Doce
Cada escalón que subía era como una puñalada en el pecho, me temblaban las piernas, sudaba frío y los escalofríos aumentaban con cada paso que daba. Las demás rameras me habían dado consejos no tan útiles; simplemente me dijeron que me relajara y que todo pasaría muy rápido, con el tiempo empezaría a gustarme a la idea de que me penetraran. Simplemente para ellas era gozo, aunque para mí era un atormento, tortura propia.
Llegué al cubículo donde mi padre me había señalado, las abrí y estaban ellos, dos ancianos con miradas tan anheladas como el diablo tentado en su presa. En este caso ocupaban el lado del lobo mientras que yo era la pobre gacela en peligro. Me desvestí frente a ellos mientras que sus ásperas manos acariciaban mi cuerpo, ellos podían ver como temblaba y aun así no se detuvieron. Me pusieron de rodillas en el suelo y comenzaron a jugar conmigo, en mi boca entraron muchas cosas que me gustaría olvidar, después me sujetaron con odio y desprecio. A los minutos comenzaron a gemir mientras que yo sentía dolor, desprecio, agonía y sobre todo comenzaba a llorar.
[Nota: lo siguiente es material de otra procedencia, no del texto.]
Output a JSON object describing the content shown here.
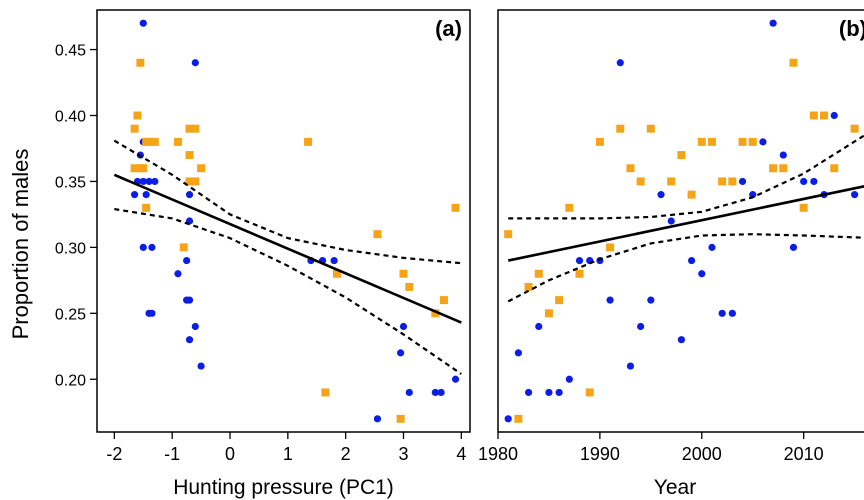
{
  "figure": {
    "ylabel": "Proportion of males",
    "colors": {
      "series_blue": "#0b1ee6",
      "series_orange": "#f5a418",
      "axis": "#000000"
    }
  },
  "chart_data": [
    {
      "type": "scatter",
      "panel_label": "(a)",
      "xlabel": "Hunting pressure (PC1)",
      "ylabel": "Proportion of males",
      "xlim": [
        -2.3,
        4.15
      ],
      "ylim": [
        0.16,
        0.48
      ],
      "xticks": [
        -2,
        -1,
        0,
        1,
        2,
        3,
        4
      ],
      "yticks": [
        0.2,
        0.25,
        0.3,
        0.35,
        0.4,
        0.45
      ],
      "ytick_labels": [
        "0.20",
        "0.25",
        "0.30",
        "0.35",
        "0.40",
        "0.45"
      ],
      "grid": false,
      "series": [
        {
          "color": "#0b1ee6",
          "marker": "circle",
          "points": [
            [
              -1.5,
              0.47
            ],
            [
              -1.6,
              0.4
            ],
            [
              -1.55,
              0.37
            ],
            [
              -1.5,
              0.38
            ],
            [
              -1.6,
              0.35
            ],
            [
              -1.5,
              0.35
            ],
            [
              -1.4,
              0.35
            ],
            [
              -1.3,
              0.35
            ],
            [
              -1.65,
              0.34
            ],
            [
              -1.45,
              0.34
            ],
            [
              -1.5,
              0.3
            ],
            [
              -1.35,
              0.3
            ],
            [
              -1.4,
              0.25
            ],
            [
              -1.35,
              0.25
            ],
            [
              -0.6,
              0.44
            ],
            [
              -0.7,
              0.34
            ],
            [
              -0.7,
              0.32
            ],
            [
              -0.9,
              0.28
            ],
            [
              -0.75,
              0.29
            ],
            [
              -0.75,
              0.26
            ],
            [
              -0.7,
              0.26
            ],
            [
              -0.6,
              0.24
            ],
            [
              -0.7,
              0.23
            ],
            [
              -0.5,
              0.21
            ],
            [
              1.4,
              0.29
            ],
            [
              1.6,
              0.29
            ],
            [
              1.8,
              0.29
            ],
            [
              2.55,
              0.17
            ],
            [
              2.95,
              0.22
            ],
            [
              3.0,
              0.24
            ],
            [
              3.1,
              0.19
            ],
            [
              3.55,
              0.19
            ],
            [
              3.65,
              0.19
            ],
            [
              3.9,
              0.2
            ]
          ]
        },
        {
          "color": "#f5a418",
          "marker": "square",
          "points": [
            [
              -1.55,
              0.44
            ],
            [
              -1.6,
              0.4
            ],
            [
              -1.65,
              0.39
            ],
            [
              -1.45,
              0.38
            ],
            [
              -1.4,
              0.38
            ],
            [
              -1.3,
              0.38
            ],
            [
              -1.65,
              0.36
            ],
            [
              -1.55,
              0.36
            ],
            [
              -1.5,
              0.36
            ],
            [
              -1.45,
              0.33
            ],
            [
              -0.9,
              0.38
            ],
            [
              -0.7,
              0.39
            ],
            [
              -0.6,
              0.39
            ],
            [
              -0.7,
              0.37
            ],
            [
              -0.5,
              0.36
            ],
            [
              -0.7,
              0.35
            ],
            [
              -0.6,
              0.35
            ],
            [
              -0.8,
              0.3
            ],
            [
              1.35,
              0.38
            ],
            [
              1.65,
              0.19
            ],
            [
              1.85,
              0.28
            ],
            [
              2.55,
              0.31
            ],
            [
              2.95,
              0.17
            ],
            [
              3.0,
              0.28
            ],
            [
              3.1,
              0.27
            ],
            [
              3.55,
              0.25
            ],
            [
              3.7,
              0.26
            ],
            [
              3.9,
              0.33
            ]
          ]
        }
      ],
      "fit_line": {
        "x": [
          -2.0,
          4.0
        ],
        "y": [
          0.355,
          0.243
        ]
      },
      "ci_lower": {
        "x": [
          -2.0,
          -1.0,
          0.0,
          1.0,
          2.0,
          3.0,
          4.0
        ],
        "y": [
          0.329,
          0.322,
          0.307,
          0.286,
          0.262,
          0.234,
          0.204
        ]
      },
      "ci_upper": {
        "x": [
          -2.0,
          -1.0,
          0.0,
          1.0,
          2.0,
          3.0,
          4.0
        ],
        "y": [
          0.381,
          0.355,
          0.325,
          0.307,
          0.298,
          0.292,
          0.288
        ]
      }
    },
    {
      "type": "scatter",
      "panel_label": "(b)",
      "xlabel": "Year",
      "ylabel": "",
      "xlim": [
        1980,
        2017
      ],
      "ylim": [
        0.16,
        0.48
      ],
      "xticks": [
        1980,
        1990,
        2000,
        2010
      ],
      "grid": false,
      "series": [
        {
          "color": "#0b1ee6",
          "marker": "circle",
          "points": [
            [
              1981,
              0.17
            ],
            [
              1982,
              0.22
            ],
            [
              1983,
              0.19
            ],
            [
              1984,
              0.24
            ],
            [
              1985,
              0.19
            ],
            [
              1986,
              0.19
            ],
            [
              1987,
              0.2
            ],
            [
              1988,
              0.29
            ],
            [
              1989,
              0.29
            ],
            [
              1990,
              0.29
            ],
            [
              1991,
              0.26
            ],
            [
              1992,
              0.44
            ],
            [
              1993,
              0.21
            ],
            [
              1994,
              0.24
            ],
            [
              1995,
              0.26
            ],
            [
              1996,
              0.34
            ],
            [
              1997,
              0.32
            ],
            [
              1998,
              0.23
            ],
            [
              1999,
              0.29
            ],
            [
              2000,
              0.28
            ],
            [
              2001,
              0.3
            ],
            [
              2002,
              0.25
            ],
            [
              2003,
              0.25
            ],
            [
              2004,
              0.35
            ],
            [
              2005,
              0.34
            ],
            [
              2006,
              0.38
            ],
            [
              2007,
              0.47
            ],
            [
              2008,
              0.37
            ],
            [
              2009,
              0.3
            ],
            [
              2010,
              0.35
            ],
            [
              2011,
              0.35
            ],
            [
              2012,
              0.34
            ],
            [
              2013,
              0.4
            ],
            [
              2015,
              0.34
            ]
          ]
        },
        {
          "color": "#f5a418",
          "marker": "square",
          "points": [
            [
              1981,
              0.31
            ],
            [
              1982,
              0.17
            ],
            [
              1983,
              0.27
            ],
            [
              1984,
              0.28
            ],
            [
              1985,
              0.25
            ],
            [
              1986,
              0.26
            ],
            [
              1987,
              0.33
            ],
            [
              1988,
              0.28
            ],
            [
              1989,
              0.19
            ],
            [
              1990,
              0.38
            ],
            [
              1991,
              0.3
            ],
            [
              1992,
              0.39
            ],
            [
              1993,
              0.36
            ],
            [
              1994,
              0.35
            ],
            [
              1995,
              0.39
            ],
            [
              1997,
              0.35
            ],
            [
              1998,
              0.37
            ],
            [
              1999,
              0.34
            ],
            [
              2000,
              0.38
            ],
            [
              2001,
              0.38
            ],
            [
              2002,
              0.35
            ],
            [
              2003,
              0.35
            ],
            [
              2004,
              0.38
            ],
            [
              2005,
              0.38
            ],
            [
              2007,
              0.36
            ],
            [
              2008,
              0.36
            ],
            [
              2009,
              0.44
            ],
            [
              2010,
              0.33
            ],
            [
              2011,
              0.4
            ],
            [
              2012,
              0.4
            ],
            [
              2013,
              0.36
            ],
            [
              2015,
              0.39
            ]
          ]
        }
      ],
      "fit_line": {
        "x": [
          1981,
          2017
        ],
        "y": [
          0.29,
          0.348
        ]
      },
      "ci_lower": {
        "x": [
          1981,
          1985,
          1990,
          1995,
          2000,
          2005,
          2010,
          2017
        ],
        "y": [
          0.259,
          0.275,
          0.291,
          0.303,
          0.309,
          0.31,
          0.309,
          0.307
        ]
      },
      "ci_upper": {
        "x": [
          1981,
          1985,
          1990,
          1995,
          2000,
          2005,
          2010,
          2017
        ],
        "y": [
          0.322,
          0.322,
          0.322,
          0.323,
          0.327,
          0.338,
          0.356,
          0.39
        ]
      }
    }
  ]
}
No se detenían, comenzaban una y otra vez, uno acababa y el otro recién comenzaba, tuve que acariciar sus testículos en varias ocasiones, mientras que ellos apretaban con fuerza mis senos. No era más que una ramera en esta ocasión. Las luces azules hacía que nos pudiéramos ver los rostros y a pesar de que pudiera ser su nieta no se detuvieron., lo hacían una,dos, tres e incluso cuatro veces y cada vez más rápido. Pasó una hora y como una puta ambos hombres me arrojaron los billetes en la cara y desaparecieron entre las cortinas. Tan puta, ramera me había vuelto ¿Cómo permití que esto sucediera?